But websocket connections are usually long lasting. So the cost of the fork is l...

jchw · on Jan 26, 2019

It probably scales better than a forking HTTP server, but probably not much; modern HTTP connections tend to be at least a little bit long lasting and few people would dare serve a large site on a forking webserver (in part thanks to the fact that most webservers have moved on to workers or event loops.)

It certainly would hold up inordinately poor to a DDoS attack.

toast0 · on Jan 26, 2019

A process per client with keepalive is definitely a losing proposition. But if you're willing to run old-school one request per connection, it's not unreasonable (although adding TLS to that is). Many years ago, while I was at Yahoo, someone made a clever hack: have a daemon that holds keepalive sockets and passes them to the (y)Apache daemon when they have something to read -- when Apache is done with the request, give it back to the daemon. (Sockets passed back and forth as file descriptors on a Unix socket). A further many years ago, David Filo came up with the idea of accept filters -- allowing a program to request the kernel to accept connections and have accept only return sockets that have a fully formed http request already, so an Apache (or whatever crazy webserver before Yahoo switched to Apache) wouldn't have to wait for the client there either.

paulddraper · on Jan 26, 2019

> modern HTTP connections tend to be at least a little bit long lasting

But CGI doesn't fork per TCP connection; it forks per HTTP request/response.

jchw · on Jan 26, 2019

True, but as far as I know none of the major HTTP servers use forking anymore either. I believe there was a time when forking per connection was fairly standard for servers.

ignoramous · on Jan 26, 2019

I think it all boils down to how much can it scale. At what point do # of processes tip over a server versus how many # of threads can it handle versus how many # green threads a program runtime can manage.

limsup · on Jan 26, 2019

It's not so much the fork but the memory cost. Each of those subprocesses has at least one call stack = 2 megabytes of memory. 2 megabytes per connection is many many orders of magnitude more that you would use in an asynchronous server.

sebcat · on Jan 26, 2019

1) that's virtual size, and most likely (depending on OS/cfg) COW (assuming no call to execve).

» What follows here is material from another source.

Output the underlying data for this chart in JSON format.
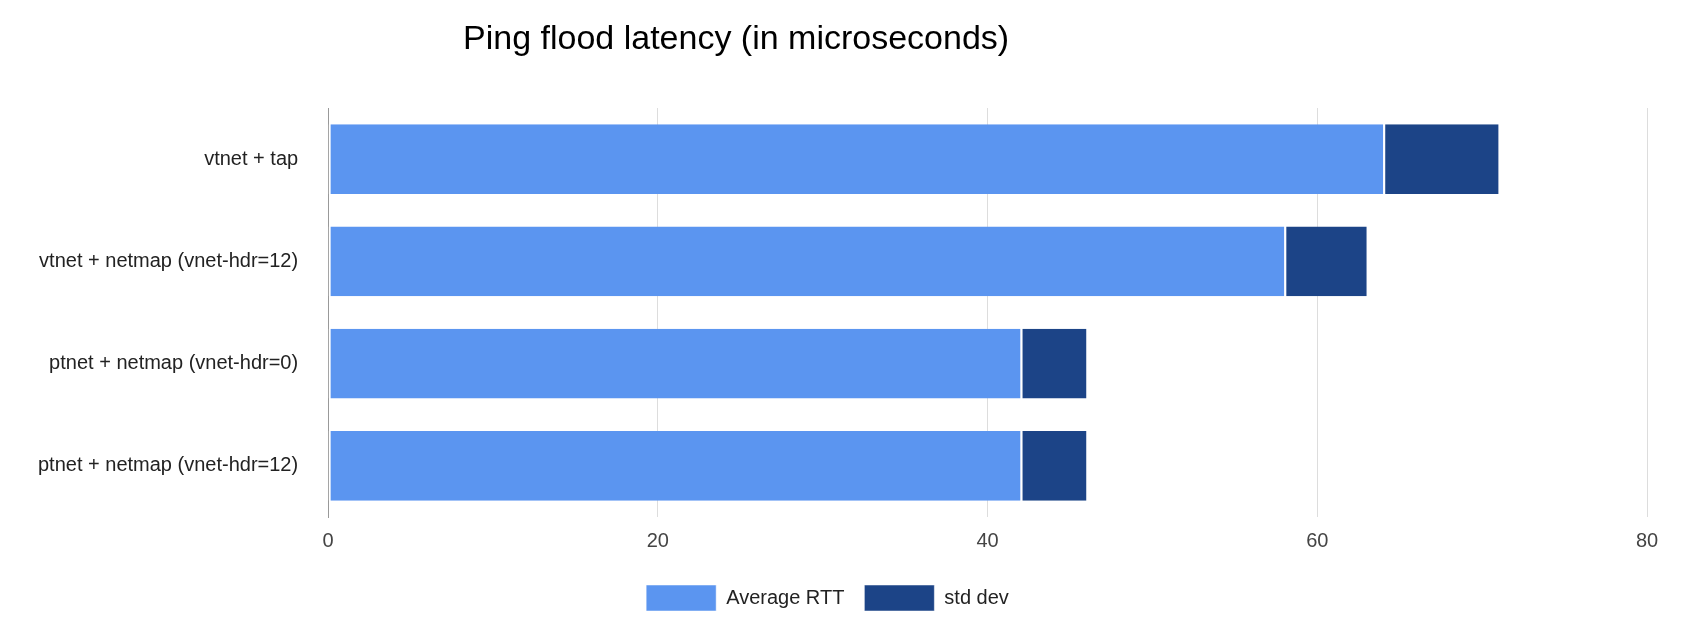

2) that's a default - most systems allow tuning

You can have pretty decent performance with forking models if you 1) have an upper bound for # of concurrent processes 2) have an input queue 3) cache results and serve from cache even for very small time windows. Not execve'ing is also a major benefit, if your system can do that (e.g. no mixing of threads with forks). In forking models, execve+runtime init is the largest overhead.

It will not beat other models, but forking processes offer other benefits such as memory protection, rlimits, namespace separation, capsicum/seccomp-bpf based sandboxing, ...

YMMV

MrTonyD · on Jan 26, 2019

I think you guys are both right. Back in the days when I measured UNIX performance, it was fork that was expensive due to memory allocation - but not the memory itself. It takes time to allocate all the page tables associated with the memory when you are setting up for the context switch. But I should admit that it was a long time ago that I traced that code path.

sebcat · on Jan 26, 2019

prior thread with some ad-hoc measurements: https://news.ycombinator.com/item?id=16714403

hendry · on Jan 26, 2019

Socket connection alone is too expensive.

IRC shows us that maintaining a reliable socket for most folks is next to impossible.

vidarh · on Jan 26, 2019

On the contrary. IRC shows that maintaining a consistent network where every part can always reach every other part is tricky, but the most common problem with irc networks is not clients getting booted off, but net-splits that usually automatically resolves pretty quickly.

That they're visible to clients is an issue with how channels spans servers and how operator status and channel membership is tied to who happens to be on a channel on a specific partition at a certain time, and how messages are propagated when splits resolve, and how inter-server communications happens.

So it has plenty of lessons if you want to build a chat network, but nothing with it suggests maintaining a connection is otherwise a big problem.

In general what it boils down to is the word "reliable": You would want to write your app so that a client that disconnects and reconnects gets a sensible behavior on reconnecting, e.g. by queuing messages when it makes sense, and discard them if it does not, to paper over temporary connection failures.

But you would need to do that if you were to use stateless request/response pairs anyway.

lexicality · on Jan 26, 2019

I disagree. I've not seen a netsplit in months, but clients constantly timing out and rejoining is a fact of life.

emj · on Jan 26, 2019

That is a different problem, clients can always have bad connections that is not solved by UDP/HTTP.

hendry · on Jan 26, 2019

Well http is a short lived request/response.

Sockets need keep alives and resources allocated et al.